It is time for the cat to have her say, after the dog got the first word in my last post...
7:01 AM. Waking up at home. Big stretch. Followed by a big yawn.
7:03 AM. Sitting on the back of the couch, staring out at my domain. Some flying lunches out on the lawn. Okay, how long do I have to be polite before I can go wake up the staff? I mean, it is the weekend after all, which allows her to sleep in, but more importantly, I am feeling peckish right about now.
7:06 AM. Heading upstairs. Okay, staff. Enough’s enough. Time for you to get up and get at them, as the expression goes.
7:07 AM. Jumping up on the bed. The staff remains asleep. Okay, as I see it, here are my options. First, I could just let her sleep. Second, I can stare at her endlessly, willing her to wake up. That totally freaks humans out when we do that. Third, I can give her a head bonk. Fourth, I can howl like a banshee. Fifth, I can roll around at her side, stirring her from slumber. Sixth, I can softly meow over and over again. And seventh, I can jump on top of her. Decisions, decisions....
7:08 AM. A good firm meow gets her eyelids fluttering. Yes, staff. It is morning. I am hungry. Get up.
7:09 AM. The staff appears to be trying to sleep in another five minutes. I must therefore react by meowing more insistently.
7:10 AM. I have successfully roused the staff out of sleep. She’s now getting up. That’s better, staff. Now then, I’ll be downstairs awaiting you, so get to it.

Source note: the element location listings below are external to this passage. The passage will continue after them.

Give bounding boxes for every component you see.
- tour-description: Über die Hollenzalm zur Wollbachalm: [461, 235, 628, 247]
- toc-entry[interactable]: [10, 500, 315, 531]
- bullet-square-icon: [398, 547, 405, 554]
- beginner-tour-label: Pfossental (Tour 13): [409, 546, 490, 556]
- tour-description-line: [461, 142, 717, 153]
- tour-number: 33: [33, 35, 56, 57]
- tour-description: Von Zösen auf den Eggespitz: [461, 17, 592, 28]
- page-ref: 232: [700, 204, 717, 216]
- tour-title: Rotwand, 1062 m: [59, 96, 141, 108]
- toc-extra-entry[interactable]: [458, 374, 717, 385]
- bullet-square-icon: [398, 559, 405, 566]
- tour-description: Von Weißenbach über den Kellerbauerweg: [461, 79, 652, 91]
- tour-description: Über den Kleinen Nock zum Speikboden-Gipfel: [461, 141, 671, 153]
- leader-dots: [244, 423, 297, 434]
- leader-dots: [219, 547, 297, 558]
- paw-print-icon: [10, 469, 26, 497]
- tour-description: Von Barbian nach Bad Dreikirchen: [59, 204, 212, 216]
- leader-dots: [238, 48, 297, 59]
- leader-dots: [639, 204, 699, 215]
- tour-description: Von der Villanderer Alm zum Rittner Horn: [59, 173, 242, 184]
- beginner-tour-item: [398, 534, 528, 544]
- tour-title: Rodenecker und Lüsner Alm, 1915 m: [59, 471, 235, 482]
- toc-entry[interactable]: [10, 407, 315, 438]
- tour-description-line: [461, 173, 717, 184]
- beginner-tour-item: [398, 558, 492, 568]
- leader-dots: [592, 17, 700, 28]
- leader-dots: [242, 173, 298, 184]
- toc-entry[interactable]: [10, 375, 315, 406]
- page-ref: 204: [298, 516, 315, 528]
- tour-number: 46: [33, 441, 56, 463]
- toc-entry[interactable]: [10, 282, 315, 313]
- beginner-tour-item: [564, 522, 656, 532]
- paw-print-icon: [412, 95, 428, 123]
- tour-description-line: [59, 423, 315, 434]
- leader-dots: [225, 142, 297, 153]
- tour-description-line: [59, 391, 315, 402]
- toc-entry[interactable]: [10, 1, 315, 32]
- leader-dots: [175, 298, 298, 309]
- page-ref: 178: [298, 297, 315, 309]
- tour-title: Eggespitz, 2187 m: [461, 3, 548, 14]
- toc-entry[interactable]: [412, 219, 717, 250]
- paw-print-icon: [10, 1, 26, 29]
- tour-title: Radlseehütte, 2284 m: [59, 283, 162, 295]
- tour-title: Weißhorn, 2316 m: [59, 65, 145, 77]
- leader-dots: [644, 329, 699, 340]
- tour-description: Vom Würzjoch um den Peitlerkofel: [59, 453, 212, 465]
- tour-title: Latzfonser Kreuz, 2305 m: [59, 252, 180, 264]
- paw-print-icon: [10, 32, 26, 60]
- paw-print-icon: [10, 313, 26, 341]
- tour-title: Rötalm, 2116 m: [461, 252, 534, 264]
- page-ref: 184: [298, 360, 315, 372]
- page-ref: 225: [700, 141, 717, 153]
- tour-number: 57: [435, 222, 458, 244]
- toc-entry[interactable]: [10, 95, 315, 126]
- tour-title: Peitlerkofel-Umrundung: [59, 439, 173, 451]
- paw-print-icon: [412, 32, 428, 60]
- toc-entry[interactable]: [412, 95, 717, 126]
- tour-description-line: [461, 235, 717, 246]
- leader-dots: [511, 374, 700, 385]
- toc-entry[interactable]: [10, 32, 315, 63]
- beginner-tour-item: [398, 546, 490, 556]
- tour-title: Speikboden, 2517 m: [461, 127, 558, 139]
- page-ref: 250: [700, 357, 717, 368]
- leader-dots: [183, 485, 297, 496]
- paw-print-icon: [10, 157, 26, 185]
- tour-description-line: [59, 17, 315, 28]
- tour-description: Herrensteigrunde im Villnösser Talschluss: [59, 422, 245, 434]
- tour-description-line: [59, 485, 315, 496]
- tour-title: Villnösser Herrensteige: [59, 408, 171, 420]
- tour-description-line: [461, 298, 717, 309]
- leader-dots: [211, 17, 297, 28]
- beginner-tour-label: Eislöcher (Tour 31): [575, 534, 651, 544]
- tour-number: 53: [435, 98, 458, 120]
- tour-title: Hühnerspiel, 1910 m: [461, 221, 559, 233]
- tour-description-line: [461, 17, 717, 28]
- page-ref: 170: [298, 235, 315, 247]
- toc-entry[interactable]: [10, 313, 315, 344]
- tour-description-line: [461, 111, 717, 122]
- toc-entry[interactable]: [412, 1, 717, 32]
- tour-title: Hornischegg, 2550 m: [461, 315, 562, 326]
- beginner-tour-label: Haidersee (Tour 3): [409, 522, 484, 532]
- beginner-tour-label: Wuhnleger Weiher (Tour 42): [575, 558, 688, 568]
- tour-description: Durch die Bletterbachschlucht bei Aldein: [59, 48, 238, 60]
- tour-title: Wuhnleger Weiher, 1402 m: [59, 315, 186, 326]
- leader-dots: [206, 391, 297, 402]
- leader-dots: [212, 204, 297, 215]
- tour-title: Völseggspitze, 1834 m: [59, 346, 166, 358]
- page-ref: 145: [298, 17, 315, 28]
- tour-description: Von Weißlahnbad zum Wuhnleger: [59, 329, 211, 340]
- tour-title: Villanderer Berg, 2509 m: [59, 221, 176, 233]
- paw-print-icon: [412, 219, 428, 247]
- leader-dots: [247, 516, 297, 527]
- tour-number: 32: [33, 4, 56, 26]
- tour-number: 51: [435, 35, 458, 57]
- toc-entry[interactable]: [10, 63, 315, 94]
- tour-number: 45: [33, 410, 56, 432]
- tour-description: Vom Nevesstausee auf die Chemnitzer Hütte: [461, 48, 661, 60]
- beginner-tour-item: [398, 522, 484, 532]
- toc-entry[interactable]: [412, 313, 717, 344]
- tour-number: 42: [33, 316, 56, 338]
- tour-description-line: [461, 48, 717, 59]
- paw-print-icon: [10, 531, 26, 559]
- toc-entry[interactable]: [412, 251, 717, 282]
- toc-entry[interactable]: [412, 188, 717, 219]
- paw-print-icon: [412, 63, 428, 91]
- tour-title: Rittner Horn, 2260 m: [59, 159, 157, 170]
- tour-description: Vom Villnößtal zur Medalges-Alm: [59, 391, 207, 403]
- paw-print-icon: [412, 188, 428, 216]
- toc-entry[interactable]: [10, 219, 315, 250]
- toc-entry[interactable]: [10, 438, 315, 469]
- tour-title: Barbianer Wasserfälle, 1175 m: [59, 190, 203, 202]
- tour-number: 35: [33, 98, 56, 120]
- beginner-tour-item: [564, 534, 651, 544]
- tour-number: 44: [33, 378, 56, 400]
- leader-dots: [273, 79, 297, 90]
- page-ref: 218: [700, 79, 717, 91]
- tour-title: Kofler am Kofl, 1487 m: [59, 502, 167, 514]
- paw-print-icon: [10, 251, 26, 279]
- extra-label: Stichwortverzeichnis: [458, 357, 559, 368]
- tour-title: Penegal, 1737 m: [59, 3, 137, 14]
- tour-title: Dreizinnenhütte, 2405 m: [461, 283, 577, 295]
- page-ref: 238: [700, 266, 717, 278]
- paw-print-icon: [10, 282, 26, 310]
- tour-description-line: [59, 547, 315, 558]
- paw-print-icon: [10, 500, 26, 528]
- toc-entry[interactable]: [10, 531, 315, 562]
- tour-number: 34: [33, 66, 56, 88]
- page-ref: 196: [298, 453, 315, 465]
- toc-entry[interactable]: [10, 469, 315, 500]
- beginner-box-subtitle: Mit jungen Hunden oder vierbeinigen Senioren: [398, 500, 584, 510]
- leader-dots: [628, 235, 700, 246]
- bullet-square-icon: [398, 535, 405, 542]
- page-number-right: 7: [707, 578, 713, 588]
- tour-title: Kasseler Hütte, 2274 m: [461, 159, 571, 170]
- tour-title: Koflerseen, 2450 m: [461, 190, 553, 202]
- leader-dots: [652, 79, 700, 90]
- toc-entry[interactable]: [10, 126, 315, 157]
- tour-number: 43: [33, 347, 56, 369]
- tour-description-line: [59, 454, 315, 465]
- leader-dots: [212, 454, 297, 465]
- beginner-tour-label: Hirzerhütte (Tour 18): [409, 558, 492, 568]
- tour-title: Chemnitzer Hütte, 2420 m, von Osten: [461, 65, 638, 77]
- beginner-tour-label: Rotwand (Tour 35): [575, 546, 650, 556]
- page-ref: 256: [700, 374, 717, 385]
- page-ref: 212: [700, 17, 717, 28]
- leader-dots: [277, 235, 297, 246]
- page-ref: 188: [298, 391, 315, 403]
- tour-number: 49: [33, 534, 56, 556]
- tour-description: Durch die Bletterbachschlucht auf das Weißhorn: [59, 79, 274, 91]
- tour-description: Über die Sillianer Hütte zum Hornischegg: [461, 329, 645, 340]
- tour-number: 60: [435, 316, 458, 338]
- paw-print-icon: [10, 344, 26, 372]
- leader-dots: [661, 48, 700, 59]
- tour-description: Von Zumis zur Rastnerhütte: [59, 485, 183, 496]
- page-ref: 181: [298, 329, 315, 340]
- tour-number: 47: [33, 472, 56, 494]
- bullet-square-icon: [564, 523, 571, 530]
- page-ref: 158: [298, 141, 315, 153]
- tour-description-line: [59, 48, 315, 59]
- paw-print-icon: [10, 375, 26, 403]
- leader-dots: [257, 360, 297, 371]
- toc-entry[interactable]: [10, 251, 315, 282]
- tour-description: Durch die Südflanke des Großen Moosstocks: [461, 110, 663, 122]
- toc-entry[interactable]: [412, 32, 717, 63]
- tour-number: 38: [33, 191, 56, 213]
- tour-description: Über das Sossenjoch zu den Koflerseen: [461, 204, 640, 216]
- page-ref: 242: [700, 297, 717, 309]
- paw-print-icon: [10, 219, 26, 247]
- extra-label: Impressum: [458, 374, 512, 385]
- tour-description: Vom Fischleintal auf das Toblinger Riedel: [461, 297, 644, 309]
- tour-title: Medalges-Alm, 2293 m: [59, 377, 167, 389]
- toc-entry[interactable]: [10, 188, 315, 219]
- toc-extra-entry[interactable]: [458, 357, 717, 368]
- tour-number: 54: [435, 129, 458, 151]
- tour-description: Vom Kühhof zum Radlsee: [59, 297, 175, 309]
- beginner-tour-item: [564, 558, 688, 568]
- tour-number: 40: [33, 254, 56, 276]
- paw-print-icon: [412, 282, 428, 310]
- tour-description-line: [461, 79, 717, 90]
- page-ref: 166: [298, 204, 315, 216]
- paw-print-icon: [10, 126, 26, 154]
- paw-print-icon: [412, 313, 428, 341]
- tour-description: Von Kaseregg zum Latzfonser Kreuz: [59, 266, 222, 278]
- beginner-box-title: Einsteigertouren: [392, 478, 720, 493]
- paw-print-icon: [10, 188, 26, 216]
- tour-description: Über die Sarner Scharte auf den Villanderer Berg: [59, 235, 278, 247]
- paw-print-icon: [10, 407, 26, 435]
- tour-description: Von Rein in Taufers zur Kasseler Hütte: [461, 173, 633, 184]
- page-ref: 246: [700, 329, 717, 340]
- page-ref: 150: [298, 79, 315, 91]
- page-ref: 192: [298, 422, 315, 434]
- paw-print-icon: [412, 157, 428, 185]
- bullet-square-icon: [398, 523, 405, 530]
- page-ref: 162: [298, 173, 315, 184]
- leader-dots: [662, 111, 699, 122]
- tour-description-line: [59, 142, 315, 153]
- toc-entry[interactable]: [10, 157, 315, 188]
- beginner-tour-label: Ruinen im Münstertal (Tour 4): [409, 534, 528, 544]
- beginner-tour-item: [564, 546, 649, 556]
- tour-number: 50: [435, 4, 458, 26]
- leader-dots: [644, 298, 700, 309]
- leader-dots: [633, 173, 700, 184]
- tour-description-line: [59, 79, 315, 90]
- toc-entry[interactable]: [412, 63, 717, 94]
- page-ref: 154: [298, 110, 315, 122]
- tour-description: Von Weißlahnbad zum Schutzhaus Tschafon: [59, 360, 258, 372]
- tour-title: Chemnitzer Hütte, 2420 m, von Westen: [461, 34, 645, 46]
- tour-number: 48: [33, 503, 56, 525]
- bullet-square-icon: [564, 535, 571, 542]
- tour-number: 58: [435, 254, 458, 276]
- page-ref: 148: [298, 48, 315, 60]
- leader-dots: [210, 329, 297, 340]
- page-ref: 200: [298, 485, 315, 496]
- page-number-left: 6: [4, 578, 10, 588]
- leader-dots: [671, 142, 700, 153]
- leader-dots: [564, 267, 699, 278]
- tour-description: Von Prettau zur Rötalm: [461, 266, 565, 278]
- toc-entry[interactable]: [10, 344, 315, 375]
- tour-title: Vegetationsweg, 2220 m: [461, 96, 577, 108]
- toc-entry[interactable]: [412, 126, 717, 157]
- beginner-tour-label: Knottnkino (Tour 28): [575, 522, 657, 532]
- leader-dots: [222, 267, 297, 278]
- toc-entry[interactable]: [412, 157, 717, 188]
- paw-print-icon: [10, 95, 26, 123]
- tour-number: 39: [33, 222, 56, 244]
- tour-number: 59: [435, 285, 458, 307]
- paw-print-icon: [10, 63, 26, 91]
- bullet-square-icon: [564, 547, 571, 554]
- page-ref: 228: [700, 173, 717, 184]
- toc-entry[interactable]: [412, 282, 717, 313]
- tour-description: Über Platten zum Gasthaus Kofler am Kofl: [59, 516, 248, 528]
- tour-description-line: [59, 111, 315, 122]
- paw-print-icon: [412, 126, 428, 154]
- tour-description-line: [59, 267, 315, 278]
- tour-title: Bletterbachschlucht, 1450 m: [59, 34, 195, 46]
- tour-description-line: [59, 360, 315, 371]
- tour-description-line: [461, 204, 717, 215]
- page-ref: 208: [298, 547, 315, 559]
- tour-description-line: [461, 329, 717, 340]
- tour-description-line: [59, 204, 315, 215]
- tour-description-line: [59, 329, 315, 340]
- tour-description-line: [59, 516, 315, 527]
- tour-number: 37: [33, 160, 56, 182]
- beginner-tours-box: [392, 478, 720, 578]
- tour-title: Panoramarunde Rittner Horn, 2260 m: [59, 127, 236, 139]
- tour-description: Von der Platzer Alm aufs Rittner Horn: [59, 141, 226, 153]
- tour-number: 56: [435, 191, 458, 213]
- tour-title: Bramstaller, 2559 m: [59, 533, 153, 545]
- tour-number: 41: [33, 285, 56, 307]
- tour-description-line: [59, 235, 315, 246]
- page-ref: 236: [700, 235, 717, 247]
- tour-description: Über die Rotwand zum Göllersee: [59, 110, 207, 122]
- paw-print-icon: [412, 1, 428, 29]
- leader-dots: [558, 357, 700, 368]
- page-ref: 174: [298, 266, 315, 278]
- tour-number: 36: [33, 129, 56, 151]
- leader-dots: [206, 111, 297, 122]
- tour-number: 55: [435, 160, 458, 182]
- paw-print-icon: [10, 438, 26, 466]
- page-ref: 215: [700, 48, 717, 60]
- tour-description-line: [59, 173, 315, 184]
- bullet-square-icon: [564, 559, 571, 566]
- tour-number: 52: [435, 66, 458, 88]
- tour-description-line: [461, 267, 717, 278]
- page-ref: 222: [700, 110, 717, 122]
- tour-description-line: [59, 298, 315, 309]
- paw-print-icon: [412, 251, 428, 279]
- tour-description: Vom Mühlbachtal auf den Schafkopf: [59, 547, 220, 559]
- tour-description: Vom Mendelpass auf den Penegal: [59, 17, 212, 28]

I fully expect you to be downstairs feeding me by seven thirty at the latest.
7:11 AM. Descending the stairs, taking up position on the back of the couch. Having had done my feline duty in waking up my staff, I can rest content. Assuming she doesn’t sneak back into bed for another half hour. She’s done that before.
7:16 AM. Sounds from upstairs indicate the shower is on. Very good. Unless of course she deliberately did that to make me think she’s getting ready for the day and not just back under the covers. Is it me, or do I seem overly suspicious today?
7:29 AM. The staff comes downstairs. Well, it’s about time, staff. I was about to send a search party up to get you. That search party would have consisted of me, and I would have been meowing constantly. Now then, two items of critical importance await us. First, this is the weekend, so I fully expect you to stay home and cater to my every need. And second, I am expecting breakfast.
7:32 AM. The staff provides me with breakfast. Chicken and milk in bowls... and a bowl of field rations. I sigh with dismay. Staff, how many times do I have to tell you? Oh well, I’ll content myself with the first two.
7:35 AM. Finished with breakfast. Have left the field rations by themselves. I have also left the staff in peace to have her own breakfast. Licking my chops as I head into the dining room.
7:46 AM. Sitting on a windowsill. Looking at a plant further along the sill. Musing on the physics behind swatting it off the windowsill. What would be its termination velocity before it hits the floor? How much of an effect would gravity have on it? Was Einstein a cat passing himself off as a human being?
7:49 AM. Startled out of my musings by movement out on the lawn. It’s that annoying mutt!
7:50 AM. Telling that foul hound exactly what I think of him. And I’m using all sorts of bad words. But they’re justified under the circumstances. Dogs are, after all, annoyances of the highest order. He claims he’s a good dog, but I know better!
7:51 AM. Giving the dog the finger. Get lost!
7:52 AM. The staff comes to see what all the racket is about. She reaches for the door. Hey, wait! How do you know he won’t just barge in here?
7:53 AM. The staff is out there on my lawn petting and talking to that infernal dog. I am beside myself. Traitor!
7:54 AM. Watching the dog leave the property. The staff comes back in. I glare at her. You just touched a dog! Right now I’m mad at you too!
8:26 AM. Still annoyed. Brooding a lot. Speculating on taking revenge against my staff by the shredding of cashmere.
11:06 AM. Waking up from nap. Slept well. Dreamed of the dog getting chased by a bear.
12:21 PM. Have coaxed the staff into giving me a couple of slices of ham. Very good, staff, very good, but don’t think this lets you off the hook for being polite to that hound this morning...
4:28 PM. Running for my life up the stairs to a bolt hole. How dare the staff interrupt my nap by turning on the vacuum cleaner!
6:19 PM. Dinner with the staff. She’s made bacon pancakes. I am contenting myself with eating one of them. I suspect she is trying to butter me up and make amends for the whole petting the dog thing today.
8:57 PM. Lying on my back, getting tummy rubs from the staff. Oh, this is nice. At least until I decide I’ve had enough, and then it’s kill shred destroy the hand!
11:28 PM. The staff is off to bed. Very well, staff, but keep the door open. I fully expect to be able to pounce on you in the middle of the night and run away before you knew I was there.